Plots are stored in: /Users/swvanderlaan/PLINK/analyses/ucorbio/UCORBIO_7Q22
> pig60K.temp <- pig60K[pig60K$Chromosome==7 & (pig60K$Position > 1929500 & pig60K$Position < 2929500),]
> summary(pig60K.temp$Position)
Min. 1st Qu. Median Mean 3rd Qu. Max.
1964356 2244271 2473484 2455343 2685658 2894421
> dim(pig60K.temp)
[1] 32 6
> CMplot(pig60K.temp, plot.type = "c", outward = TRUE, memo = "test1")
Circular_Manhattan Plotting trait1_test1.
Circular_Manhattan Plotting trait2_test1.
Circular_Manhattan Plotting trait3_test1.
Plots are stored in: /Users/swvanderlaan/PLINK/analyses/ucorbio/UCORBIO_7Q22
> pig60K.temp <- pig60K[pig60K$Chromosome==7 & (pig60K$Position > 1929500 & pig60K$Position < 2283393),]
> summary(pig60K.temp$Position)
Min. 1st Qu. Median Mean 3rd Qu.
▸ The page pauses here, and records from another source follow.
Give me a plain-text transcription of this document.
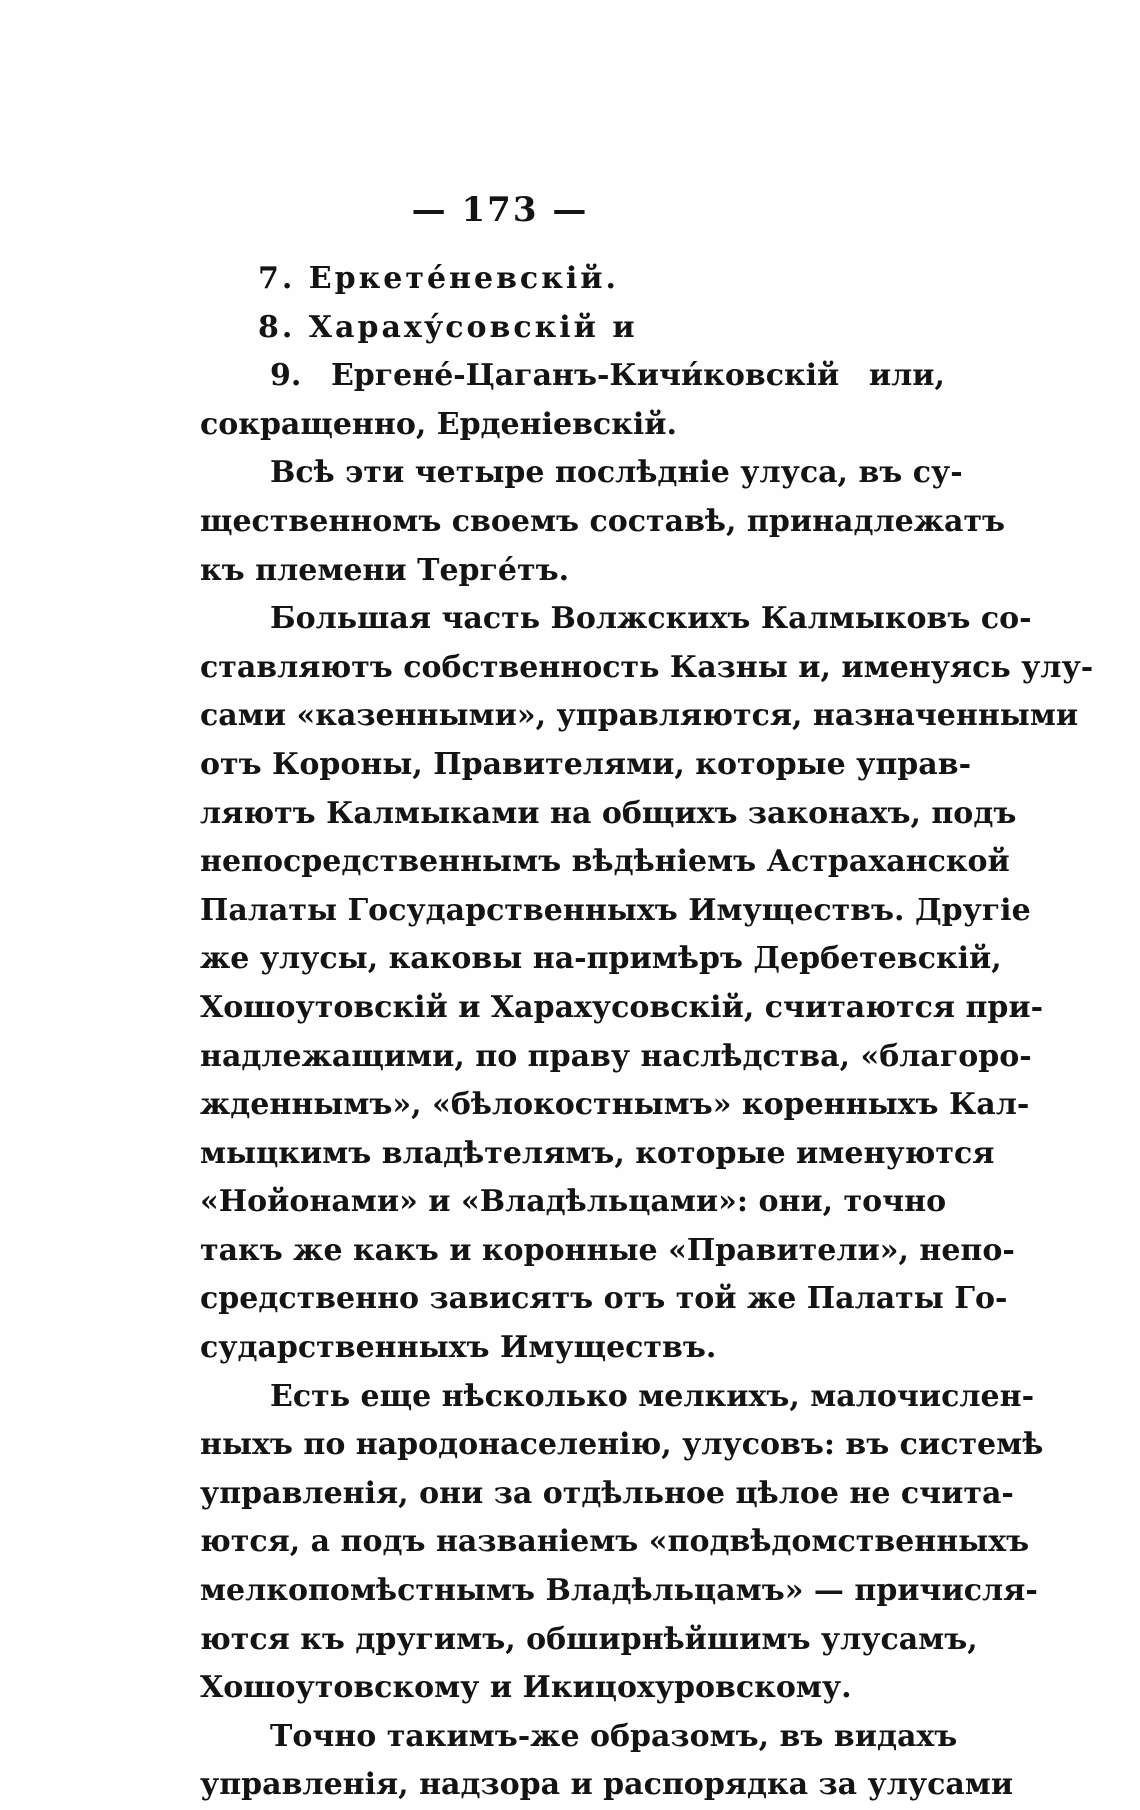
— 173 —
7. Еркете́невскій.
8. Харахýсовскій и
9. Ергене́-Цаганъ-Кичи́ковскій или,
сокращенно, Ерденіевскій.
Всѣ эти четыре послѣдніе улуса, въ су-
щественномъ своемъ составѣ, принадлежатъ
къ племени Терге́тъ.
Большая часть Волжскихъ Калмыковъ со-
ставляютъ собственность Казны и, именуясь улу-
сами «казенными», управляются, назначенными
отъ Короны, Правителями, которые управ-
ляютъ Калмыками на общихъ законахъ, подъ
непосредственнымъ вѣдѣніемъ Астраханской
Палаты Государственныхъ Имуществъ. Другіе
же улусы, каковы на-примѣръ Дербетевскій,
Хошоутовскій и Харахусовскій, считаются при-
надлежащими, по праву наслѣдства, «благоро-
жденнымъ», «бѣлокостнымъ» коренныхъ Кал-
мыцкимъ владѣтелямъ, которые именуются
«Нойонами» и «Владѣльцами»: они, точно
такъ же какъ и коронные «Правители», непо-
средственно зависятъ отъ той же Палаты Го-
сударственныхъ Имуществъ.
Есть еще нѣсколько мелкихъ, малочислен-
ныхъ по народонаселенію, улусовъ: въ системѣ
управленія, они за отдѣльное цѣлое не счита-
ются, а подъ названіемъ «подвѣдомственныхъ
мелкопомѣстнымъ Владѣльцамъ» — причисля-
ются къ другимъ, обширнѣйшимъ улусамъ,
Хошоутовскому и Икицохуровскому.
Точно такимъ-же образомъ, въ видахъ
управленія, надзора и распорядка за улусами
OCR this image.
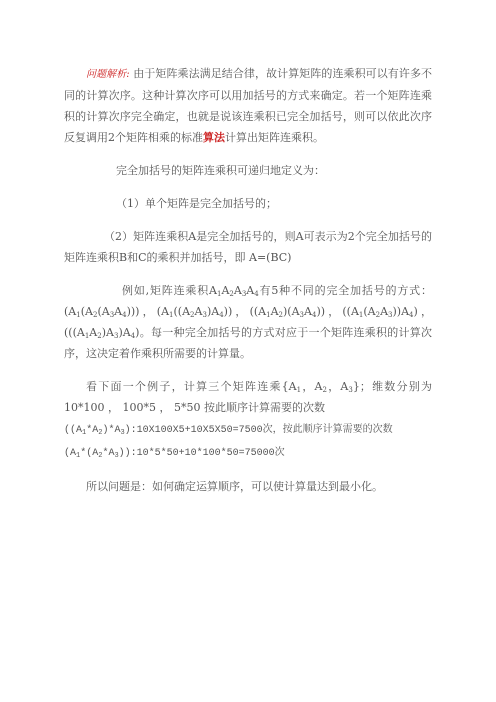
问题解析: 由于矩阵乘法满足结合律，故计算矩阵的连乘积可以有许多不同的计算次序。这种计算次序可以用加括号的方式来确定。若一个矩阵连乘积的计算次序完全确定，也就是说该连乘积已完全加括号，则可以依此次序反复调用2个矩阵相乘的标准算法计算出矩阵连乘积。

完全加括号的矩阵连乘积可递归地定义为：

（1）单个矩阵是完全加括号的；

（2）矩阵连乘积A是完全加括号的，则A可表示为2个完全加括号的矩阵连乘积B和C的乘积并加括号，即 A=(BC)

例如,矩阵连乘积$A_1A_2A_3A_4$有5种不同的完全加括号的方式：$(A_1(A_2(A_3A_4)))$，$(A_1((A_2A_3)A_4))$，$((A_1A_2)(A_3A_4))$，$((A_1(A_2A_3))A_4)$，$(((A_1A_2)A_3)A_4)$。每一种完全加括号的方式对应于一个矩阵连乘积的计算次序，这决定着作乘积所需要的计算量。

看下面一个例子，计算三个矩阵连乘{$A_1$，$A_2$，$A_3$}；维数分别为10*100 ， 100*5 ， 5*50 按此顺序计算需要的次数
$((A_1*A_2)*A_3):10X100X5+10X5X50=7500$次，按此顺序计算需要的次数
$(A_1*(A_2*A_3)):10*5*50+10*100*50=75000$次

所以问题是：如何确定运算顺序，可以使计算量达到最小化。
Max.
1964356 2051549 2102745 2112845 2188069 2249485
> dim(pig60K.temp)
[1] 9 6
> CMplot(pig60K.temp, plot.type = "c", outward = TRUE, memo = "test2")
Circular_Manhattan Plotting trait1_test2.
Circular_Manhattan Plotting trait2_test2.
Circular_Manhattan Plotting trait3_test2.
I get three figures that are quite distinct.
The original data for chromosome 7.
The first test with chromosome 7: pig60K[pig60K$Chromosome==7 & (pig60K$Position > 1929500 & pig60K$Position < 2929500),]
The second test with chromosome 7: pig60K[pig60K$Chromosome==7 & (pig60K$Position > 1929500 & pig60K$Position < 2283393),]
Where in the code can I determine the beginning and end of the circle and base it on the input starting and ending position for a given region?
Great thanks for your patience and carefulness of pointing out this issues, very helpful. From your test, my first instinct is that CMplot
always starts the plot at 0 for each chromosome, rather than the minimum value, which maybe inappropriate for some cases, especially for a certain region of chromosome. I will tweak the script to address this issue at the next days, and I will feed back here if finished. Thanks again. Cheers!
Thanks. No problem - am happy to help.
Did you make any progress by any chance?
Sorry for the late update. I have fixed the bug you proposed here, the latest version is available on GitHub, try to use it by source
, and I will submit it to CRAN in the coming days, thanks again for the feedbacks.
Ah nice. I will check it out and will circle back!